I could have died with embarrassment, for I was now in the front row and had nowhere to hide. Also, I had nobody in front of me to copy. Mind you, there were big mirrors on the walls, and I saw that Beverley was right behind me, so I decided to copy her reflection in the mirror. I just prayed that nobody would realise I was a complete beginner.
‘You! Are you a beginner?’ the teacher shouted, pointing at me.
‘Yes,’ I mumbled, flushing bright red.
And, then I saw a flash of red hair behind me. It was Stacey who was pushing her way to the front row until she was standing next to me. I hardly recognised her. She had lost a lot of weight and looked like a fashion model.

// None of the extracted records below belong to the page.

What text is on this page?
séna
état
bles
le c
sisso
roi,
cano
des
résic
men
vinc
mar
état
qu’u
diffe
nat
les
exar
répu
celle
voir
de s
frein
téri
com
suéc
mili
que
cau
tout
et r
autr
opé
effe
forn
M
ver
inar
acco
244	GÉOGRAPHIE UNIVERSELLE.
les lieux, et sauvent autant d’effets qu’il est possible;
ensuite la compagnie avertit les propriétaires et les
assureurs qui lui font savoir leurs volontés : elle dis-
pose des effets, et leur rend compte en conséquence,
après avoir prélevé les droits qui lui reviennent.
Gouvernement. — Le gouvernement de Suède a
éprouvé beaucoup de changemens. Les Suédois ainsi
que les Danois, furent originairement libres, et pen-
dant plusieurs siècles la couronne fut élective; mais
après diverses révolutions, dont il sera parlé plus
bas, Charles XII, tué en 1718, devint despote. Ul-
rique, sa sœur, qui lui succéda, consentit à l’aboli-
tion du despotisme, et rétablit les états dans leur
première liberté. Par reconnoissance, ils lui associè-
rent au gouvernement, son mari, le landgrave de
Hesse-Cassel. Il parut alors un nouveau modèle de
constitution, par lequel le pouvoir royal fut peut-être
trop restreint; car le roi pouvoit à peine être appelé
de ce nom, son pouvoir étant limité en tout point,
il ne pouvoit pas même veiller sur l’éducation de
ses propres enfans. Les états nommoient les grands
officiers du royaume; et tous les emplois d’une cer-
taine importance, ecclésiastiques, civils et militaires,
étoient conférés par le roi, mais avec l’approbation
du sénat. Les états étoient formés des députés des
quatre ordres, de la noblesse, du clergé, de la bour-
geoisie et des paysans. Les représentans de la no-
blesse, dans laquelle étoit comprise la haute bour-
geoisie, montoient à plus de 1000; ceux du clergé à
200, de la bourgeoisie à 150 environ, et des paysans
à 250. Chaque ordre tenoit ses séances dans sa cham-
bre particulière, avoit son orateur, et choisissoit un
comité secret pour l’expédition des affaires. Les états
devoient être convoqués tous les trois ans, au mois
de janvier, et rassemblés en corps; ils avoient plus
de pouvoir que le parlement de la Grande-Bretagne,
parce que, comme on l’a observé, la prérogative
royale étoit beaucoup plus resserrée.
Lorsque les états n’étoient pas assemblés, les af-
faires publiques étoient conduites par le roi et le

‘Long time no see,’ she sneered, slowly looking me up and down, which was unfortunate as I was wearing a pair of faded jeans. Everyone else in the class was wearing professional looking dance costumes. Stacey's hair was redder than ever, and she had an enormous pair of gold hoop earrings clipped in her ears. She had masses of makeup plastered over her face, and was dressed in a scarlet shiny leotard, with a pair of matching coloured leg-warmers clutching her thighs.
‘You look so different,’ I gasped.
‘I had a nose job for my birthday.’
‘One, two, three!’ boomed the teacher.
I had no idea what I was doing, and tried to copy Stacey out of the corner of my eye. She was a natural, and was such a good tap dancer she could have partnered Fred Astaire. I could also observe Beverley‘s smug reflection in the mirror, and saw that she knew what she was doing, which was more that could be said for me. I was a disaster, and after I had banged into Stacey for the twentieth time (she actually swore at me), the teacher took me aside.
‘You don’t belong here, this is an advanced class. Go to the back,’ she said rudely.
I swore that Stacey smirked, while Beverley looked at me with condescending pity. It was at that moment in time, that I realised my school days were definitely over, for I could see the girls were no longer my best friends, especially after they sneaked out to have a coffee together after the class without asking me.